Regia di Clint Eastwood vedi scheda film
Frank Beechum, un nero di trent'anni condannato per l'assassinio di una giovane donna bianca in un supermarket, sta per essere giustiziato. Steve Everett ( Clint Eastwood) , un giornalista ex alcolizzato e dalla vita privata devastata, si trova casualmente a dover scrivere un pezzo per il giornale locale, l' Herald Tribune. Ma una volta preso il fascicolo del caso , si accorge che il condannato potrebbe essere innocente.
Mi piace pensare che ci sia un po' di Steve Everett in ognuno di noi.

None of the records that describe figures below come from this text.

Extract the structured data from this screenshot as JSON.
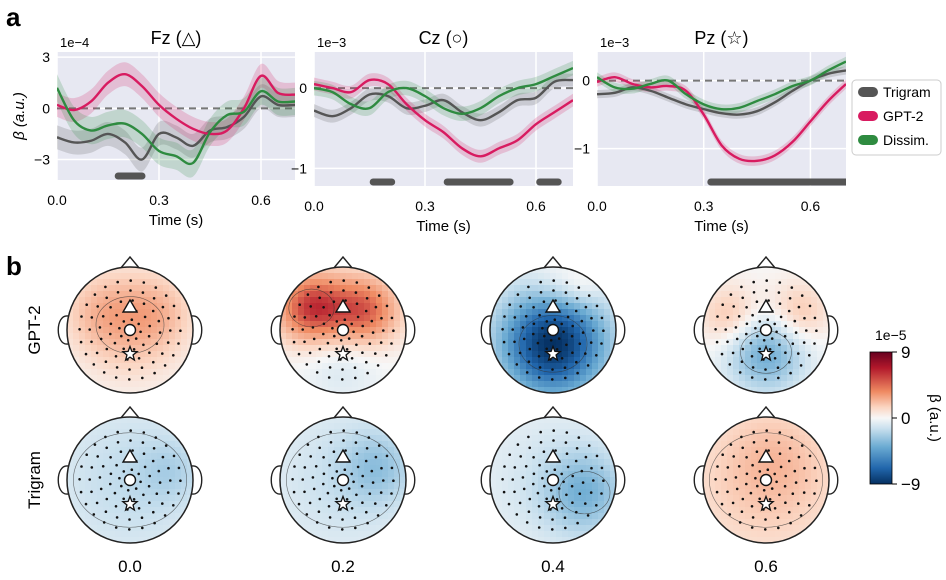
{
  "panel_labels": [
    "a",
    "b"
  ],
  "colors": {
    "Trigram": "#555555",
    "GPT-2": "#d81b60",
    "Dissim.": "#2e8b40",
    "plot_bg": "#e7e8f2",
    "sig_bar": "#555555"
  },
  "chart_data": [
    {
      "type": "line",
      "title": "Fz (△)",
      "exponent": "1e−4",
      "xlabel": "Time (s)",
      "ylabel": "β (a.u.)",
      "xlim": [
        0.0,
        0.7
      ],
      "ylim": [
        -4.2,
        3.3
      ],
      "xticks": [
        0.0,
        0.3,
        0.6
      ],
      "xtick_labels": [
        "0.0",
        "0.3",
        "0.6"
      ],
      "yticks": [
        3,
        0,
        -3
      ],
      "ytick_labels": [
        "3",
        "0",
        "−3"
      ],
      "x": [
        0.0,
        0.05,
        0.1,
        0.15,
        0.2,
        0.25,
        0.3,
        0.35,
        0.4,
        0.45,
        0.5,
        0.55,
        0.6,
        0.65,
        0.7
      ],
      "series": [
        {
          "name": "Trigram",
          "values": [
            -1.7,
            -2.0,
            -1.9,
            -1.5,
            -2.0,
            -3.0,
            -1.5,
            -1.7,
            -2.2,
            -1.3,
            -1.1,
            -0.5,
            0.7,
            0.2,
            0.2
          ]
        },
        {
          "name": "GPT-2",
          "values": [
            0.2,
            -0.1,
            0.4,
            1.5,
            2.0,
            1.3,
            0.2,
            -0.6,
            -1.2,
            -1.5,
            -1.3,
            0.0,
            1.9,
            0.9,
            0.8
          ]
        },
        {
          "name": "Dissim.",
          "values": [
            1.2,
            -0.7,
            -1.3,
            -1.0,
            -0.9,
            -1.5,
            -2.5,
            -2.8,
            -3.2,
            -1.4,
            -0.4,
            -0.2,
            1.0,
            0.4,
            0.4
          ]
        }
      ],
      "band": [
        0.7,
        0.7,
        0.8
      ],
      "baseline": 0,
      "sig_bars": [
        [
          0.18,
          0.25
        ]
      ]
    },
    {
      "type": "line",
      "title": "Cz (○)",
      "exponent": "1e−3",
      "xlabel": "Time (s)",
      "ylabel": "",
      "xlim": [
        0.0,
        0.7
      ],
      "ylim": [
        -1.22,
        0.45
      ],
      "xticks": [
        0.0,
        0.3,
        0.6
      ],
      "xtick_labels": [
        "0.0",
        "0.3",
        "0.6"
      ],
      "yticks": [
        0,
        -1
      ],
      "ytick_labels": [
        "0",
        "−1"
      ],
      "x": [
        0.0,
        0.05,
        0.1,
        0.15,
        0.2,
        0.25,
        0.3,
        0.35,
        0.4,
        0.45,
        0.5,
        0.55,
        0.6,
        0.65,
        0.7
      ],
      "series": [
        {
          "name": "Trigram",
          "values": [
            -0.28,
            -0.35,
            -0.25,
            -0.08,
            -0.1,
            -0.25,
            -0.22,
            -0.15,
            -0.3,
            -0.4,
            -0.3,
            -0.15,
            -0.12,
            0.08,
            0.1
          ]
        },
        {
          "name": "GPT-2",
          "values": [
            0.05,
            0.0,
            -0.05,
            0.1,
            0.05,
            -0.2,
            -0.4,
            -0.55,
            -0.75,
            -0.85,
            -0.75,
            -0.65,
            -0.45,
            -0.3,
            -0.15
          ]
        },
        {
          "name": "Dissim.",
          "values": [
            0.0,
            -0.05,
            -0.2,
            -0.25,
            -0.05,
            0.0,
            -0.1,
            -0.25,
            -0.32,
            -0.25,
            -0.1,
            0.0,
            0.05,
            0.15,
            0.25
          ]
        }
      ],
      "band": [
        0.08,
        0.08,
        0.09
      ],
      "baseline": 0,
      "sig_bars": [
        [
          0.16,
          0.21
        ],
        [
          0.36,
          0.53
        ],
        [
          0.61,
          0.66
        ]
      ]
    },
    {
      "type": "line",
      "title": "Pz (☆)",
      "exponent": "1e−3",
      "xlabel": "Time (s)",
      "ylabel": "",
      "xlim": [
        0.0,
        0.7
      ],
      "ylim": [
        -1.55,
        0.42
      ],
      "xticks": [
        0.0,
        0.3,
        0.6
      ],
      "xtick_labels": [
        "0.0",
        "0.3",
        "0.6"
      ],
      "yticks": [
        0,
        -1
      ],
      "ytick_labels": [
        "0",
        "−1"
      ],
      "x": [
        0.0,
        0.05,
        0.1,
        0.15,
        0.2,
        0.25,
        0.3,
        0.35,
        0.4,
        0.45,
        0.5,
        0.55,
        0.6,
        0.65,
        0.7
      ],
      "series": [
        {
          "name": "Trigram",
          "values": [
            -0.2,
            -0.18,
            -0.1,
            -0.15,
            -0.25,
            -0.35,
            -0.42,
            -0.48,
            -0.5,
            -0.45,
            -0.32,
            -0.15,
            0.0,
            0.1,
            0.15
          ]
        },
        {
          "name": "GPT-2",
          "values": [
            -0.02,
            0.05,
            -0.05,
            -0.1,
            -0.08,
            -0.15,
            -0.5,
            -0.95,
            -1.15,
            -1.18,
            -1.1,
            -0.9,
            -0.6,
            -0.3,
            -0.05
          ]
        },
        {
          "name": "Dissim.",
          "values": [
            0.05,
            -0.1,
            -0.12,
            -0.05,
            0.0,
            -0.2,
            -0.35,
            -0.42,
            -0.4,
            -0.3,
            -0.2,
            -0.08,
            0.0,
            0.15,
            0.28
          ]
        }
      ],
      "band": [
        0.06,
        0.07,
        0.07
      ],
      "baseline": 0,
      "sig_bars": [
        [
          0.32,
          0.7
        ]
      ]
    },
    {
      "type": "heatmap",
      "rows": [
        "GPT-2",
        "Trigram"
      ],
      "columns": [
        "0.0",
        "0.2",
        "0.4",
        "0.6"
      ],
      "centers": [
        [
          [
            {
              "x": 0,
              "y": -0.08,
              "r": 0.6,
              "v": 0.25
            },
            {
              "x": -0.5,
              "y": -0.3,
              "r": 0.4,
              "v": 0.15
            },
            {
              "x": 0.45,
              "y": -0.3,
              "r": 0.4,
              "v": 0.15
            }
          ],
          [
            {
              "x": -0.5,
              "y": -0.35,
              "r": 0.4,
              "v": 0.65
            },
            {
              "x": 0.35,
              "y": -0.3,
              "r": 0.4,
              "v": 0.55
            },
            {
              "x": 0,
              "y": 0.5,
              "r": 0.45,
              "v": -0.12
            }
          ],
          [
            {
              "x": 0,
              "y": 0.22,
              "r": 0.6,
              "v": -1.0
            },
            {
              "x": 0,
              "y": -0.7,
              "r": 0.3,
              "v": 0.12
            },
            {
              "x": 0.45,
              "y": -0.65,
              "r": 0.25,
              "v": 0.15
            }
          ],
          [
            {
              "x": 0,
              "y": 0.35,
              "r": 0.45,
              "v": -0.45
            },
            {
              "x": -0.55,
              "y": -0.2,
              "r": 0.35,
              "v": 0.25
            },
            {
              "x": 0.5,
              "y": -0.25,
              "r": 0.35,
              "v": 0.25
            }
          ]
        ],
        [
          [
            {
              "x": 0,
              "y": 0,
              "r": 1.0,
              "v": -0.18
            },
            {
              "x": 0.65,
              "y": -0.15,
              "r": 0.35,
              "v": -0.12
            }
          ],
          [
            {
              "x": 0,
              "y": 0,
              "r": 1.0,
              "v": -0.15
            },
            {
              "x": 0.55,
              "y": -0.2,
              "r": 0.4,
              "v": -0.22
            }
          ],
          [
            {
              "x": 0.5,
              "y": 0.2,
              "r": 0.45,
              "v": -0.32
            },
            {
              "x": 0,
              "y": 0,
              "r": 1.0,
              "v": -0.12
            }
          ],
          [
            {
              "x": 0,
              "y": 0,
              "r": 1.0,
              "v": 0.2
            },
            {
              "x": 0.15,
              "y": -0.3,
              "r": 0.5,
              "v": 0.1
            }
          ]
        ]
      ],
      "colorbar": {
        "exponent": "1e−5",
        "label": "β (a.u.)",
        "ticks": [
          9,
          0,
          -9
        ],
        "tick_labels": [
          "9",
          "0",
          "−9"
        ],
        "range": [
          -9,
          9
        ]
      }
    }
  ]
}
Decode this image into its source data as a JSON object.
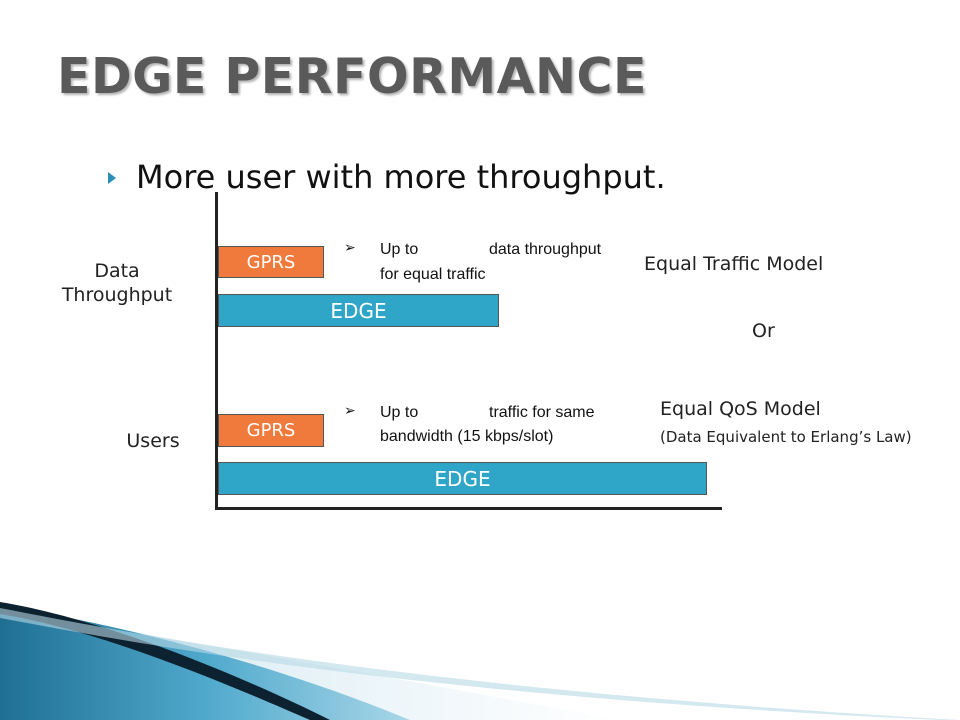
{
  "title": "EDGE PERFORMANCE",
  "bullet": "More user with more throughput.",
  "labels": {
    "data_throughput_line1": "Data",
    "data_throughput_line2": "Throughput",
    "users": "Users"
  },
  "bars": {
    "gprs_top": "GPRS",
    "edge_top": "EDGE",
    "gprs_bottom": "GPRS",
    "edge_bottom": "EDGE"
  },
  "notes": {
    "top_line1_a": "Up to",
    "top_line1_b": "data throughput",
    "top_line2": "for equal traffic",
    "bottom_line1_a": "Up to",
    "bottom_line1_b": "traffic for same",
    "bottom_line2": "bandwidth (15 kbps/slot)"
  },
  "models": {
    "equal_traffic": "Equal Traffic Model",
    "or": "Or",
    "equal_qos": "Equal QoS Model",
    "equal_qos_sub": "(Data Equivalent to Erlang’s Law)"
  },
  "colors": {
    "gprs": "#f07a3c",
    "edge": "#2fa5c8",
    "title": "#5a5a5a",
    "accent": "#2b8fb6"
  }
}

Un uomo che non può arretrare davanti a niente e nessuno, perché incapace di farlo, non importa che si tratti del capo redattore infuriato (un magnifico James Woods) o della propria moglie disperata e delusa, non importa neanche quando a bussare sono i mastini nello stomaco che ruggendo chiedono una nuova sbronza.
In questo grande grande film , al di là del genere ( un ottimo thriller) ed una netta presa di posizione contro la pena di morte, c'è una profonda malinconia per una giustizia ricercata, sfuggente e struggente, soffocata da un sistema incapace di pensare, e a cui neanche la religione sa dare spiegazioni. E la stampa? Per Clint è cialtroneria, buona per lavare le coscienze dei lettori sfornando pezzi di "utilità morale" che non sanno guardare dove devono.
Cosa resta allora?
Come dice Everett, " il mio fiuto. È l'unica cosa che ho". Parole che suonano come macingni, un magro bilancio per un vecchio detective devastato da sconfitte ed errori personali, a cui non rimane che una fiducia ballerina in se stesso.
Un tema delicato trattato con una sensibilità che rasenta il limite senza ostentare (quasi)mai, capace di regalare sussulti ed emozioni nelle oltre due ore di durata, come nella magnifica scena della corsa in auto. Lì c'è tutto Eastwood, il suo cinema , la sua vita.
Dopo il trittico delle meraviglie ( MDBaby, Mystic River e Gran Torino), uno dei migliori Eastwood.
Guardandolo ci si sente un po' a casa.